Training the trainer
Continuing Professional Development (CPD) is so important for all fitness professionals. Whether its improving one’s knowledge of sports science, nutritional principles or business practises, personal trainers need to keep their knowledge current and in depth. It’s part of a commitment to our professionalism along with customer service and and health and safety of the client. Stephen Covey had a great description for this process: sharpening the saw. This autumn, I was keen to learn more about kettlebells. This piece of exercise equipment has gained popularity in recent years and it’s one that my clients have asked me about. Whilst I have some personal training education and experience with these cannonball-shaped weights, I wanted to learn more. So I joined a class of fitness students for a one-day practical course hosted by Discovery Learning.
The use of Kettlebells for athletic development has a long history starting in Ancient Greece and moving to 19th century Russia. The practise of swinging these weights remained popular in the former Soviet Union and today its influence has spread to the west. Kettlebells look deceptively simple to use, but learning about good technique and safe practise is essential for getting the most from them whilst avoiding injuries.
What to look for in a personal training course
At Discovery Learning’s training centre in west London, Mark was our tutor for the day. He communicated clearly and effectively the fundamentals of the kettlebell system and he was clearly a big fan of the equipment. This enthusiasm came through in his thoroughness in covering kettlebell principles, safety and teaching considerations. From his instruction, I felt well versed in the basics of good technique and safe practise with kettlebells.
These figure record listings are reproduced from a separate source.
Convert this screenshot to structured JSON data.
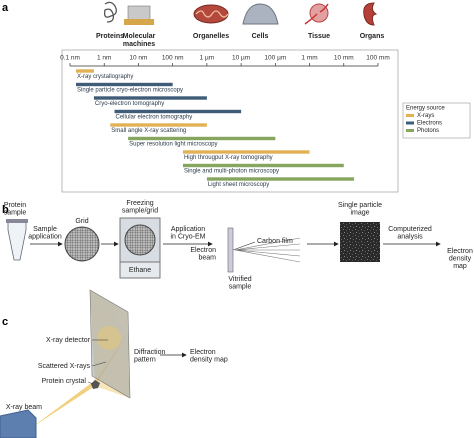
{
  "panel_labels": [
    "a",
    "b",
    "c"
  ],
  "panel_a": {
    "scales": [
      [
        "Proteins"
      ],
      [
        "Molecular",
        "machines"
      ],
      [
        "Organelles"
      ],
      [
        "Cells"
      ],
      [
        "Tissue"
      ],
      [
        "Organs"
      ]
    ]
  },
  "chart_data": {
    "type": "range-bar",
    "log_x": true,
    "xlim": [
      0.1,
      100000000
    ],
    "xticks": [
      {
        "value": 0.1,
        "label": "0.1 nm"
      },
      {
        "value": 1,
        "label": "1 nm"
      },
      {
        "value": 10,
        "label": "10 nm"
      },
      {
        "value": 100,
        "label": "100 nm"
      },
      {
        "value": 1000,
        "label": "1 µm"
      },
      {
        "value": 10000,
        "label": "10 µm"
      },
      {
        "value": 100000,
        "label": "100 µm"
      },
      {
        "value": 1000000,
        "label": "1 mm"
      },
      {
        "value": 10000000,
        "label": "10 mm"
      },
      {
        "value": 100000000,
        "label": "100 mm"
      }
    ],
    "categories": [
      "X-ray crystallography",
      "Single particle cryo-electron microscopy",
      "Cryo-electron tomography",
      "Cellular electron tomography",
      "Small angle X-ray scattering",
      "Super resolution light microscopy",
      "High througput X-ray tomography",
      "Single and multi-photon microscopy",
      "Light sheet microscopy"
    ],
    "legend_title": "Energy source",
    "series": [
      {
        "name": "X-rays",
        "color": "#e2b155",
        "values": [
          [
            0.15,
            0.5
          ],
          null,
          null,
          null,
          [
            1.5,
            1000
          ],
          null,
          [
            200,
            1000000
          ],
          null,
          null
        ]
      },
      {
        "name": "Electrons",
        "color": "#3f5d78",
        "values": [
          null,
          [
            0.15,
            100
          ],
          [
            0.5,
            1000
          ],
          [
            2,
            10000
          ],
          null,
          null,
          null,
          null,
          null
        ]
      },
      {
        "name": "Photons",
        "color": "#86a65f",
        "values": [
          null,
          null,
          null,
          null,
          null,
          [
            5,
            100000
          ],
          null,
          [
            200,
            10000000
          ],
          [
            1000,
            20000000
          ]
        ]
      }
    ]
  },
  "diagram_b": {
    "protein_sample": [
      "Protein",
      "sample"
    ],
    "sample_application": [
      "Sample",
      "application"
    ],
    "grid": [
      "Grid"
    ],
    "freezing": [
      "Freezing",
      "sample/grid"
    ],
    "ethane": [
      "Ethane"
    ],
    "application": [
      "Application",
      "in Cryo-EM"
    ],
    "electron_beam": [
      "Electron",
      "beam"
    ],
    "carbon_film": [
      "Carbon film"
    ],
    "vitrified_sample": [
      "Vitrified",
      "sample"
    ],
    "single_particle_image": [
      "Single particle",
      "image"
    ],
    "computerized_analysis": [
      "Computerized",
      "analysis"
    ],
    "electron_density_map": [
      "Electron",
      "density",
      "map"
    ]
  },
  "diagram_c": {
    "xray_detector": [
      "X-ray detector"
    ],
    "diffraction_pattern": [
      "Diffraction",
      "pattern"
    ],
    "electron_density_map": [
      "Electron",
      "density map"
    ],
    "scattered_xrays": [
      "Scattered X-rays"
    ],
    "protein_crystal": [
      "Protein crystal"
    ],
    "xray_beam": [
      "X-ray beam"
    ]
  }
}
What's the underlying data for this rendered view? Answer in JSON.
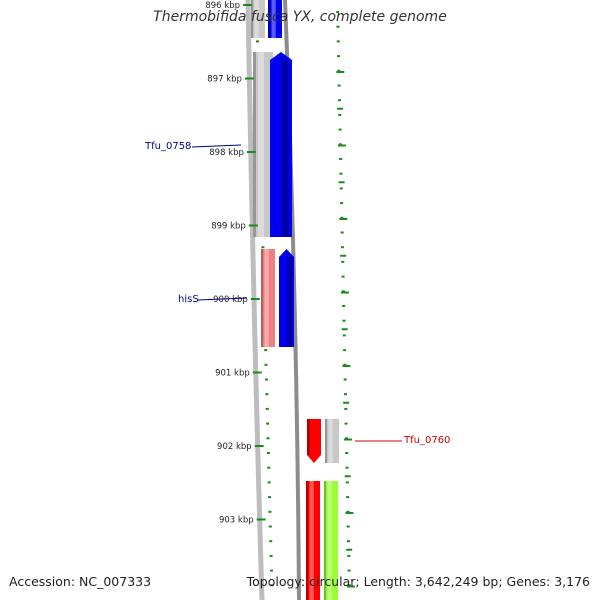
{
  "title": "Thermobifida fusca YX, complete genome",
  "accession": "Accession: NC_007333",
  "summary": "Topology: circular; Length: 3,642,249 bp; Genes: 3,176",
  "colors": {
    "tick": "#1a8a1a",
    "backbone": "#8c8c8c",
    "label_blue": "#00008b",
    "label_red": "#cc0000",
    "gene_blue": "#0000ee",
    "gene_gray": "#c8c8c8",
    "gene_pink": "#f08080",
    "gene_red": "#ff0000",
    "gene_green": "#99ff33"
  },
  "ruler": [
    {
      "label": "896 kbp"
    },
    {
      "label": "897 kbp"
    },
    {
      "label": "898 kbp"
    },
    {
      "label": "899 kbp"
    },
    {
      "label": "900 kbp"
    },
    {
      "label": "901 kbp"
    },
    {
      "label": "902 kbp"
    },
    {
      "label": "903 kbp"
    }
  ],
  "features": [
    {
      "name": "Tfu_0758",
      "color": "label_blue"
    },
    {
      "name": "hisS",
      "color": "label_blue"
    },
    {
      "name": "Tfu_0760",
      "color": "label_red"
    }
  ]
}
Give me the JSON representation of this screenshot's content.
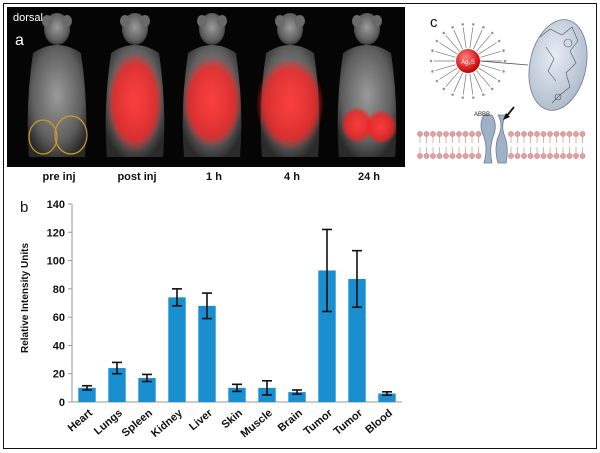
{
  "panel_a": {
    "view_label": "dorsal",
    "panel_label": "a",
    "time_points": [
      "pre inj",
      "post inj",
      "1 h",
      "4 h",
      "24 h"
    ],
    "signal_color": "#ff2a2a"
  },
  "panel_b": {
    "panel_label": "b"
  },
  "panel_c": {
    "panel_label": "c",
    "nanoparticle_label": "Ag₂S",
    "receptor_label": "ABBB"
  },
  "chart_data": {
    "type": "bar",
    "categories": [
      "Heart",
      "Lungs",
      "Spleen",
      "Kidney",
      "Liver",
      "Skin",
      "Muscle",
      "Brain",
      "Tumor",
      "Tumor",
      "Blood"
    ],
    "values": [
      10,
      24,
      17,
      74,
      68,
      10,
      10,
      7,
      93,
      87,
      6
    ],
    "errors": [
      1.5,
      4,
      2.5,
      6,
      9,
      2.5,
      5,
      1.5,
      29,
      20,
      1.2
    ],
    "ylabel": "Relative Intensity Units",
    "ylim": [
      0,
      140
    ],
    "yticks": [
      0,
      20,
      40,
      60,
      80,
      100,
      120,
      140
    ],
    "bar_color": "#1a8fd0",
    "grid": false
  }
}
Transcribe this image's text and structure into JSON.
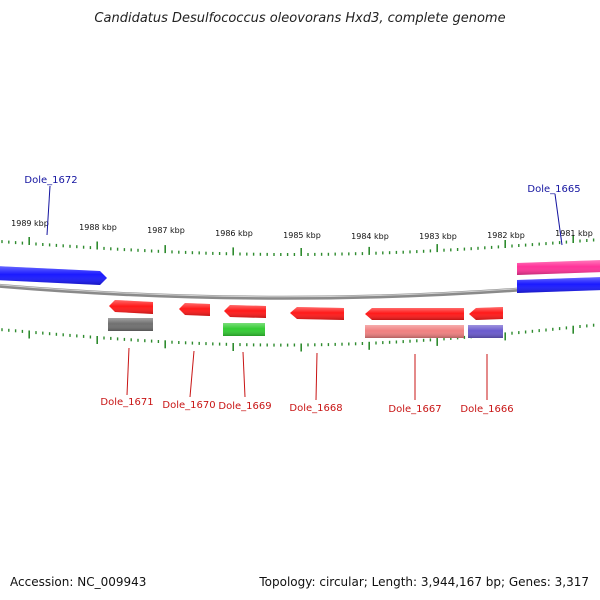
{
  "title": "Candidatus Desulfococcus oleovorans Hxd3, complete genome",
  "footer": {
    "accession": "Accession: NC_009943",
    "stats": "Topology: circular; Length: 3,944,167 bp; Genes: 3,317"
  },
  "colors": {
    "backbone": "#8a8a8a",
    "tick": "#2e8b2e",
    "label_forward": "#1414a0",
    "label_reverse": "#c81414"
  },
  "ticks": [
    "1989 kbp",
    "1988 kbp",
    "1987 kbp",
    "1986 kbp",
    "1985 kbp",
    "1984 kbp",
    "1983 kbp",
    "1982 kbp",
    "1981 kbp"
  ],
  "features": [
    {
      "id": "f-left-blue",
      "strand": "forward",
      "color": "#1a1aff"
    },
    {
      "id": "f-right-magenta",
      "strand": "forward",
      "color": "#ff3399"
    },
    {
      "id": "f-right-blue",
      "strand": "forward",
      "color": "#1a1aff"
    },
    {
      "id": "f-1671-red",
      "strand": "reverse",
      "color": "#ff1a1a"
    },
    {
      "id": "f-1671-gray",
      "strand": "reverse",
      "color": "#707070"
    },
    {
      "id": "f-1670-red",
      "strand": "reverse",
      "color": "#ff1a1a"
    },
    {
      "id": "f-1669-red",
      "strand": "reverse",
      "color": "#ff1a1a"
    },
    {
      "id": "f-1669-green",
      "strand": "reverse",
      "color": "#33cc33"
    },
    {
      "id": "f-1668-red",
      "strand": "reverse",
      "color": "#ff1a1a"
    },
    {
      "id": "f-1667-red",
      "strand": "reverse",
      "color": "#ff1a1a"
    },
    {
      "id": "f-1667-pink",
      "strand": "reverse",
      "color": "#f08080"
    },
    {
      "id": "f-1666-red",
      "strand": "reverse",
      "color": "#ff1a1a"
    },
    {
      "id": "f-1666-purple",
      "strand": "reverse",
      "color": "#6a5acd"
    }
  ],
  "gene_labels": [
    {
      "id": "lab-1672",
      "text": "Dole_1672",
      "strand": "forward"
    },
    {
      "id": "lab-1665",
      "text": "Dole_1665",
      "strand": "forward"
    },
    {
      "id": "lab-1671",
      "text": "Dole_1671",
      "strand": "reverse"
    },
    {
      "id": "lab-1670",
      "text": "Dole_1670",
      "strand": "reverse"
    },
    {
      "id": "lab-1669",
      "text": "Dole_1669",
      "strand": "reverse"
    },
    {
      "id": "lab-1668",
      "text": "Dole_1668",
      "strand": "reverse"
    },
    {
      "id": "lab-1667",
      "text": "Dole_1667",
      "strand": "reverse"
    },
    {
      "id": "lab-1666",
      "text": "Dole_1666",
      "strand": "reverse"
    }
  ]
}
Although Mark was thorough in his explanations, he also put myself and the other students through a full-on sequence of practical sessions. After an appropriate mobility, warm up and stretching segment, we got down to some serious work. Using a variety of kettlebell weights, we spent time (with a partner) learning each of the ten basic moves. These included the swing, deadlift, squat, presses, the bent over row and the windmill. We also practised how to cue the correct teaching points on our partners, until Mark was satisfied we were doing it correctly.
The practical session ended with a punishing Tabatta trial consisting of kettlebell swings intervals alternating with lunges. My back, legs and core were stiff for days afterwards. But as Mark had predicted – if I had got my exercise technique right – it was the glutes that really felt it afterwards. Even up to a few days later, I still found it difficult to walk due to the delayed onset muscle soreness. (This, of course, is high praise coming from a fitness professional).
At the end of the day, I was satisfied to see that the exercise system we favour at Muddy Plimsolls shares the same principles of good kettlebell training: simplicity, effectiveness and safety. My course – and the manual that came with it – was a great starting point for continuing to practise and develop knowledge on such an interesting subject.